“This regulatory system resulted in inconsistent law enforcement standards which were taken advantage of by unscrupulous merchants,” wrote Liza Mark, a partner in the Haynes and Boone law firm’s Shanghai office, on the company’s website. Food safety incidents continued to occur with regularity, including a well-publicized “gutter oil” scandal and widespread counterfeiting and intentional adulteration of food with often toxic chemicals. As recently as this past June, for example, authorities seized 800 tons of frozen smuggled meat, some of it more than 40 years old. “It was smelly, and I nearly threw up when I opened the door,” according to Zhang Tao, an administration official, as reported in the China Daily.
These and other food safety incidents “highlighted the defects deeply rooted in the multiple and uncoordinated regulatory systems of the 2009 Food Safety Law,” reported Mark. The new amendments attempt to redress this by shifting primary authority and responsibility for food safety to the CFDA, with many inspection and compliance responsibilities pushed down to the provincial and local levels. CFDA will be the primary regulator; NHFPC will monitor and assess food safety risks and develop national standards; and AQSIQ will regulate imports and exports. “Although it will take some time, stakeholders can expect that the contradicting regulations previously issued by different regulators under the 2009 Food Safety Law will be methodically eliminated,” Mark predicts.
New Regulations
Over the past several months CFDA has issued new regulations for ordering food recalls. It has also proposed combining food distribution licenses with restaurant service licenses, for pre-approval of infant formula and “medical food” supplements, and for post-approval supervision of food manufacturers and food distributors. China’s AQSIQ has released regulations to guide local ports of entry on import inspections, including establishing an inspection categorization system by risk assessment and risk level. Legal obligations will fall on both domestic importers as well outside exporters. The measures also detail the conditions necessary for imposing and lifting temporary bans on food imports.
In keeping with China’s increasingly wired business sector, new measures are intended to regulate online food trading activities, including food distribution within the national borders. “Whenever an online trading platform discovers unsafe food, it is under an obligation to immediately cease the distribution and recall affected products based on a negative investigation result,” explains a whitepaper prepared by the Keller and Heckman LLP law firm. For the first time, food wholesalers are also required to create and maintain recordkeeping systems to capture detailed information including food name, specifications, production dates, sale quantity, shelf life, and buyers’ name and contact information. The records must be maintained for at least two years.
As mentioned, many inspection responsibilities are pushed down to provincial and local levels. Shanghai, for instance, has introduced rules requiring industry to be responsible for tracing safety information related to all food and edible agriculture products produced, distributed, and served by restaurant service providers within its administrative region. At the national level, food additive merchants must check suppliers’ permits and quality certificates and maintain detailed transaction records.
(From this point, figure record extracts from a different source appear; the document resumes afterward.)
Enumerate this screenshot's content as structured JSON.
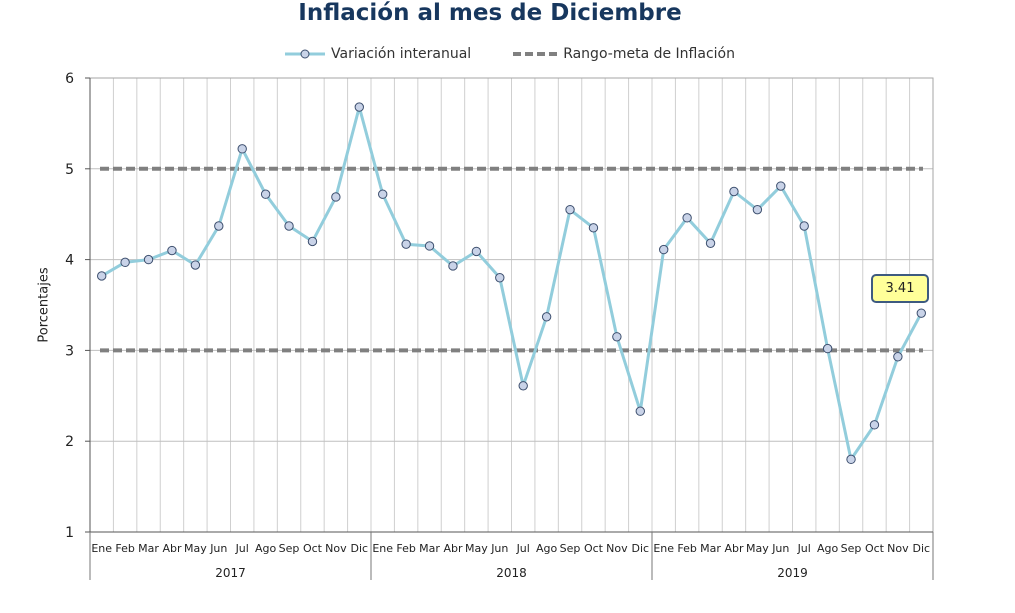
{
  "chart_data": {
    "type": "line",
    "title": "Inflación al mes de Diciembre",
    "ylabel": "Porcentajes",
    "ylim": [
      1,
      6
    ],
    "yticks": [
      "1",
      "2",
      "3",
      "4",
      "5",
      "6"
    ],
    "months": [
      "Ene",
      "Feb",
      "Mar",
      "Abr",
      "May",
      "Jun",
      "Jul",
      "Ago",
      "Sep",
      "Oct",
      "Nov",
      "Dic"
    ],
    "years": [
      "2017",
      "2018",
      "2019"
    ],
    "series": [
      {
        "name": "Variación interanual",
        "color": "#92cddc",
        "values": [
          3.82,
          3.97,
          4.0,
          4.1,
          3.94,
          4.37,
          5.22,
          4.72,
          4.37,
          4.2,
          4.69,
          5.68,
          4.72,
          4.17,
          4.15,
          3.93,
          4.09,
          3.8,
          2.61,
          3.37,
          4.55,
          4.35,
          3.15,
          2.33,
          4.11,
          4.46,
          4.18,
          4.75,
          4.55,
          4.81,
          4.37,
          3.02,
          1.8,
          2.18,
          2.93,
          3.41
        ]
      },
      {
        "name": "Rango-meta de Inflación",
        "color": "#808080",
        "upper": 5,
        "lower": 3
      }
    ],
    "callout": "3.41",
    "grid": true,
    "legend_position": "top"
  }
}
CFDA will play a major role in coordinating provincial and local inspection activities while the companies themselves will be increasingly responsible for self-inspection and reporting results to local authorities.
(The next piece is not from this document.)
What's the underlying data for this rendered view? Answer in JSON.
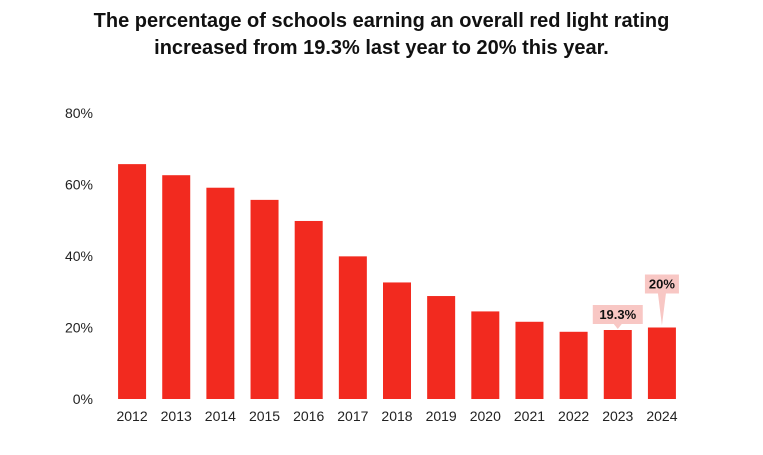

When it comes to exporting to China, companies that are compliant with U.S. food requirements should generally meet Chinese requirements, says Craig W. Henry, PhD, vice president for global business development, Americas, Decernis LLC. “I would assume that U.S., Canadian, and European products should meet or even exceed China’s food safety requirements,” Dr. Henry says. “But now when you get into labeling, claims, and things like that, it gets to be more complicated and looked at case by case,” he tells Food Quality & Safety magazine.
Fearing Their Food
Chinese citizens have grown increasingly worried about the safety of their food. The percentage of those expressing serious concerns about food safety has nearly tripled since the country’s melamine scandal in 2008. According to a Pew Research Center survey conducted in China in April and May 2015, a full 71 percent of adults says food safety is a serious problem, with roughly one-third (32 percent) calling it a “very big” problem, up 20 percentage points from 12 percent in 2008. Fewer than half (43 percent) think the situation will improve over the next five years, with 27 percent believing it will get worse and 22 percent expecting it to remain unchanged.